Amanda Rees ve Charlotte Sleigh’in tarihte, kültürde, mitolojide, bilimde, sanatta ve siyasette insanın izini sürerek Öteki’nden nerede ve nasıl ayrıldığına odaklandıkları çalışmaları İnsan (Ne Olduğunu Biliyor muyuz?), Hilal Dikmen’in çevirisiyle İletişim Yayınları’ndan çıktı.
“İnsan nedir?” ile “İnsan olmayan nedir?” sorularına yanıt arıyorlar. Bunu yaparken de insanı hayvan, hominini, makine, kadın, tanrı ve yabancıyla mukayese ederek insan tanımının sınırlarının nasıl çizilebileceğine bir yol arıyorlar. İnsan, benzersizlik iddiası taşıyan bir grubun, yani insanın tanımını yapmaya çalışmanın zorluğunu yansıtırken, birey olarak insanın da neye benzediğini bizzat kavramaya çalıştığını gösteren, düşünmeye sevk eden bir eser olarak okurla buluşuyor.

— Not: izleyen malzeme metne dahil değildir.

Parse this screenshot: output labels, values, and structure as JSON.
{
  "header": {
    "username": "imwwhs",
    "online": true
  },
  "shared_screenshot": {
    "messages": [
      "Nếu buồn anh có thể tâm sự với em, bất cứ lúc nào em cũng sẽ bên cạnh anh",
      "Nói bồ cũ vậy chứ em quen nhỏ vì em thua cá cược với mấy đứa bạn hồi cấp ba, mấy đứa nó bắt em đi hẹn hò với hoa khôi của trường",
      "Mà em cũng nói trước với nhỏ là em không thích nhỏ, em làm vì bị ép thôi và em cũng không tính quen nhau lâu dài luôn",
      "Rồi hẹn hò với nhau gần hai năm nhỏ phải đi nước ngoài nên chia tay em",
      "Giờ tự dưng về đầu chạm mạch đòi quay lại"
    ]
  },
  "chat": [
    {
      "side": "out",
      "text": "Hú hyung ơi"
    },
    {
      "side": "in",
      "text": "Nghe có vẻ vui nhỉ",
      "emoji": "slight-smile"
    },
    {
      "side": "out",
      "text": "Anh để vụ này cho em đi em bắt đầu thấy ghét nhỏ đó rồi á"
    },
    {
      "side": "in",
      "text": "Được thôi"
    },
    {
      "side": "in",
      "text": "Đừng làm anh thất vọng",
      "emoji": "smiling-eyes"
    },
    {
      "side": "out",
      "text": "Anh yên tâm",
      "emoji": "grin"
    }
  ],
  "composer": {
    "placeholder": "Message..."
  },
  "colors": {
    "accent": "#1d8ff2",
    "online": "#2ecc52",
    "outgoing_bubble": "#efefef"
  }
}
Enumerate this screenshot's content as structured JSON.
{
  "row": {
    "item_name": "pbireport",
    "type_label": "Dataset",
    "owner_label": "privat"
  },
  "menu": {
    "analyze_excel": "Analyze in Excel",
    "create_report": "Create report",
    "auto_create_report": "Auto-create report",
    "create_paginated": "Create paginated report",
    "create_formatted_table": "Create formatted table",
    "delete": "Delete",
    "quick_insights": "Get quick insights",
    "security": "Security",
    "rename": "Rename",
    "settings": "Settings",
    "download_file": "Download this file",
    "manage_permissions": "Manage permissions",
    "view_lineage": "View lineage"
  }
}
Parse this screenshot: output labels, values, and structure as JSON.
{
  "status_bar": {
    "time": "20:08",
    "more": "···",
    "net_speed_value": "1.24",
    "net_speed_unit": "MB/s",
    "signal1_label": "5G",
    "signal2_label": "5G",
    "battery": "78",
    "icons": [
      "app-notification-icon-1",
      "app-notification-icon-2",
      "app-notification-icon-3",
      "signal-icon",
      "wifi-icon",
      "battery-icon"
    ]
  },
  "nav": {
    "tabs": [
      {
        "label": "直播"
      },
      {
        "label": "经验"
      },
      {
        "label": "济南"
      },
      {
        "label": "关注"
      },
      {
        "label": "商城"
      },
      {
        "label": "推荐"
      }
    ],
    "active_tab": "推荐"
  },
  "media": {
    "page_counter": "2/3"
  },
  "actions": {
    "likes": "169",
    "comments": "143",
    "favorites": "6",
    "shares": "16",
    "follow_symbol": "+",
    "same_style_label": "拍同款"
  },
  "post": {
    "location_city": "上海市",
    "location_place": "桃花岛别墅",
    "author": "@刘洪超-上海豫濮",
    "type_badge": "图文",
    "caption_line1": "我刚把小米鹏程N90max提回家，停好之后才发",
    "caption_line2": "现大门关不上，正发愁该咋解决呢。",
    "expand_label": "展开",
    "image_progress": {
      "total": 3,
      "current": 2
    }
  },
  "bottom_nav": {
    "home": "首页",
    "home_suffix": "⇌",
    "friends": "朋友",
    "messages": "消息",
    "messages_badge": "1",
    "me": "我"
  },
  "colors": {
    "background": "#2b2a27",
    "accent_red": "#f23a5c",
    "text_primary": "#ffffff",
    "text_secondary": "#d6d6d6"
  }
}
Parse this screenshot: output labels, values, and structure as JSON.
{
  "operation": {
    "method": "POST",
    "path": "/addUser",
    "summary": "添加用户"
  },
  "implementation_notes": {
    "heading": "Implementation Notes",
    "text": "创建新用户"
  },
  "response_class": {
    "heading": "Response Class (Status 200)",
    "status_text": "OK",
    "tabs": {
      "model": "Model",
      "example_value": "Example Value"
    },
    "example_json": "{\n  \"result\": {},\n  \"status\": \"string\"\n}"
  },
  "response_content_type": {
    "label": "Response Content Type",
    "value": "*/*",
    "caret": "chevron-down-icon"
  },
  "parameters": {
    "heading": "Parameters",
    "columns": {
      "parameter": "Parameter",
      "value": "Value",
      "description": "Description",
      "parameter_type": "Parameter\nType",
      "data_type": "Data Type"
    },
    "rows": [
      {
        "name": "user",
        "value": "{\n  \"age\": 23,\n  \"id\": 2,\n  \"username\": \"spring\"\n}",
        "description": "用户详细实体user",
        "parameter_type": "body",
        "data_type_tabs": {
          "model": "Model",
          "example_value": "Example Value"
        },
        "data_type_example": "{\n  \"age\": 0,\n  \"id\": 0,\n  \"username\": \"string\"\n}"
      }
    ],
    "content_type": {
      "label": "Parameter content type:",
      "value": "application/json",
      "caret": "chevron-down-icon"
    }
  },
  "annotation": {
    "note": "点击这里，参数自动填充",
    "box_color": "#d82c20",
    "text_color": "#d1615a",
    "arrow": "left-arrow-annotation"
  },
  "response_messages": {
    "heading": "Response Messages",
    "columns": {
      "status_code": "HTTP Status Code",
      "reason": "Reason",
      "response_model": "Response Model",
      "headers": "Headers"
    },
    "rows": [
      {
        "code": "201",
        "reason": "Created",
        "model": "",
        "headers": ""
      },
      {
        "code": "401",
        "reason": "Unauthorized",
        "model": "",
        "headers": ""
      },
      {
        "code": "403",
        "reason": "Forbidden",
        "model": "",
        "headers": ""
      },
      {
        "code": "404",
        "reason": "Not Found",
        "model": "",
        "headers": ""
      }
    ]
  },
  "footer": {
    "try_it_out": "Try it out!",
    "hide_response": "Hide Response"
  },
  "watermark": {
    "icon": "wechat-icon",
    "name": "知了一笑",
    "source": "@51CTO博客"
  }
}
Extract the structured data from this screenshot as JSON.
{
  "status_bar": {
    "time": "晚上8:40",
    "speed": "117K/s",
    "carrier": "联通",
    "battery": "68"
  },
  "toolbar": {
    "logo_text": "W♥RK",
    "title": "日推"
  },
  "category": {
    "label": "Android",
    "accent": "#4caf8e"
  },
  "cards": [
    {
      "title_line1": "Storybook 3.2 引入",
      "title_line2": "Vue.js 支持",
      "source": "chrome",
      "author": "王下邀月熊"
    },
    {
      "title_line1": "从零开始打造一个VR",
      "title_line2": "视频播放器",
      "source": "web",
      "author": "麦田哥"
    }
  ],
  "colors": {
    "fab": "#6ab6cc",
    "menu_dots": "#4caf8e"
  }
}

“İnsanlığın, tanımlanması namümkün bir şey olduğunu ve belki de türlerin sınırları içinde düşünülmemesi gerektiğini ileri sürüyoruz. Aksine, içeriye alınan şeyin ya da kimsenin muhteviyatına bakmadan, insanlığı çerçeveleyen bir kapsama hareketi bu. İnsanlık –öyle bir şey varsa tabii– ne talep edilebilir ne de bahşedilebilir, yalnızca kırılgan, geçici bir takdimle, yani Öteki ile olan ilişkinin idrakiyle var olabilir.”